What is the difference between fission and fusion energy per unit mass?+
U-235 fission: ~8.2 × 10¹³ J/kg. D-T fusion: ~3.4 × 10¹⁴ J/kg - about 4× more per kg of fuel. The higher mass-specific energy of fusion arises from the low molar mass of D+T (~5 g/mol vs 235 g/mol for U-235). Per event, U-235 fission (~202 MeV) releases far more energy than D-T fusion (~17.6 MeV) because the heavier nuclei have a larger mass defect.
What is nuclear decay heat and why is it a safety concern?+
After a reactor shuts down, fission products continue decaying, producing heat at about 7% of operating power immediately, declining to ~1% after 1 hour. This decay heat must be continuously removed or the fuel melts. It was the root cause of the Fukushima Daiichi meltdowns in 2011, where loss of cooling after tsunami shutdown led to fuel damage despite the reactor having scrammed (shut down).

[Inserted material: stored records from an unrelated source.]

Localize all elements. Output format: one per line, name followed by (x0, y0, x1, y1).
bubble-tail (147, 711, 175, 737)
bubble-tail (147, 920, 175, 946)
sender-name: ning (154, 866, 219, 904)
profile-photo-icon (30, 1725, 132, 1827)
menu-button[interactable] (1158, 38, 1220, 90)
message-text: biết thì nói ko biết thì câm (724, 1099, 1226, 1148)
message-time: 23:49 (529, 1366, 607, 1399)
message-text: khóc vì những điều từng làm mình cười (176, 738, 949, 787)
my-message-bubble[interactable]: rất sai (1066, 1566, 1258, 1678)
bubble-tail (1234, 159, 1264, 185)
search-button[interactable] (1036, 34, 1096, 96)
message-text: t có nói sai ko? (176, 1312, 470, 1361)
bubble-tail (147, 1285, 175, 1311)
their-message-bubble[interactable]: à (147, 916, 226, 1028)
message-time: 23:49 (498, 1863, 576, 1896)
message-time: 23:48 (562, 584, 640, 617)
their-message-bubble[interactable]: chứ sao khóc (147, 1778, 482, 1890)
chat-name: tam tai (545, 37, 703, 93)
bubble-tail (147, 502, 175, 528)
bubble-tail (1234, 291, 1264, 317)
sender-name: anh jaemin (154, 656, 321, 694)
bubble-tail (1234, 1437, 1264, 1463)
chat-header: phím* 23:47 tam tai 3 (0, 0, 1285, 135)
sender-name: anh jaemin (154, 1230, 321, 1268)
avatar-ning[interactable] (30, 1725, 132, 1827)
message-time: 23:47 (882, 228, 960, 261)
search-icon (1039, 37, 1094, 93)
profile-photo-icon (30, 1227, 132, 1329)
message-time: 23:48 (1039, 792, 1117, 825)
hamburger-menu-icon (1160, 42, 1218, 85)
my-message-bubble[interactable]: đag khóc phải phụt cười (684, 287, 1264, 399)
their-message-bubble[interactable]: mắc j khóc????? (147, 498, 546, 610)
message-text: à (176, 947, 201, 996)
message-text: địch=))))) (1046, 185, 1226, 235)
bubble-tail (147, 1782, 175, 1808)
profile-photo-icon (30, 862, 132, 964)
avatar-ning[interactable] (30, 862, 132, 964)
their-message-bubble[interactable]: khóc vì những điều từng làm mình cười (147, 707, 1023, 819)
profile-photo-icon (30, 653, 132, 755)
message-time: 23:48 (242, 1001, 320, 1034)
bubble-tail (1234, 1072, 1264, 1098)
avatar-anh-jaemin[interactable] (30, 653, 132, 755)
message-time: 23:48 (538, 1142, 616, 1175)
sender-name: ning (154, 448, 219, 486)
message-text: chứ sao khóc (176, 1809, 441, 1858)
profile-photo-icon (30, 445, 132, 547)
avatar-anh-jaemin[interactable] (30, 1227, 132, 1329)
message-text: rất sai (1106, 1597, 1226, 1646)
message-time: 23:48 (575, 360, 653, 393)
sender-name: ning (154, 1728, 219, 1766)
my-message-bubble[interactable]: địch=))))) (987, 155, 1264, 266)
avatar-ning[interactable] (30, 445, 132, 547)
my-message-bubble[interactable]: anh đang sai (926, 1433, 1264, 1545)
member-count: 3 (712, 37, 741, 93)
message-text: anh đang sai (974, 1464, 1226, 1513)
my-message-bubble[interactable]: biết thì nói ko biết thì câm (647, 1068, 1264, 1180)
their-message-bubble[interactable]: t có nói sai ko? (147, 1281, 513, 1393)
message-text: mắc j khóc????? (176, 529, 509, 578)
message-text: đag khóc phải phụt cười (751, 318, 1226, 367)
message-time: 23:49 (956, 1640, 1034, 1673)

What is critical mass and how does it work?+
Critical mass is the minimum quantity of fissile material needed to sustain a chain reaction (k = 1). For bare U-235 sphere: ~52 kg. For Pu-239: ~10 kg. With reflectors (beryllium, water), critical mass is reduced significantly (to ~15 kg for U-235 with Be). Below critical mass (k < 1), neutrons escape faster than they create fissions and the chain reaction dies. Weapons use implosion to rapidly compress material above critical density.
How does a nuclear reactor differ from a nuclear bomb?+
A reactor uses low-enriched fuel (3–5% U-235), a moderator to slow neutrons, and control rods to maintain k = 1 (steady, controlled power). It operates on delayed neutrons (0.65%), making it controllable on a seconds timescale. A bomb uses highly enriched fuel (>90%), achieves k >> 1 in microseconds via implosion, and relies on prompt neutrons - the entire chain reaction occurs before the material blows apart. A reactor cannot explode like a bomb.
What is the energy equivalent of 1 kilogram of U-235 fully fissioned?+
1 kg of U-235 fully fissioned releases ~8.2 × 10¹³ J. Equivalences: ~19,600 tonnes of TNT; ~22.8 GWh of electricity at 100% efficiency; ~2.7 million kg of coal; ~57 million cubic feet of natural gas. A commercial nuclear power plant (1 GW electric, 33% efficiency) burns ~3.1 kg of U-235 per day as fissile material (though the physical fuel loading is much higher due to partial burn-up).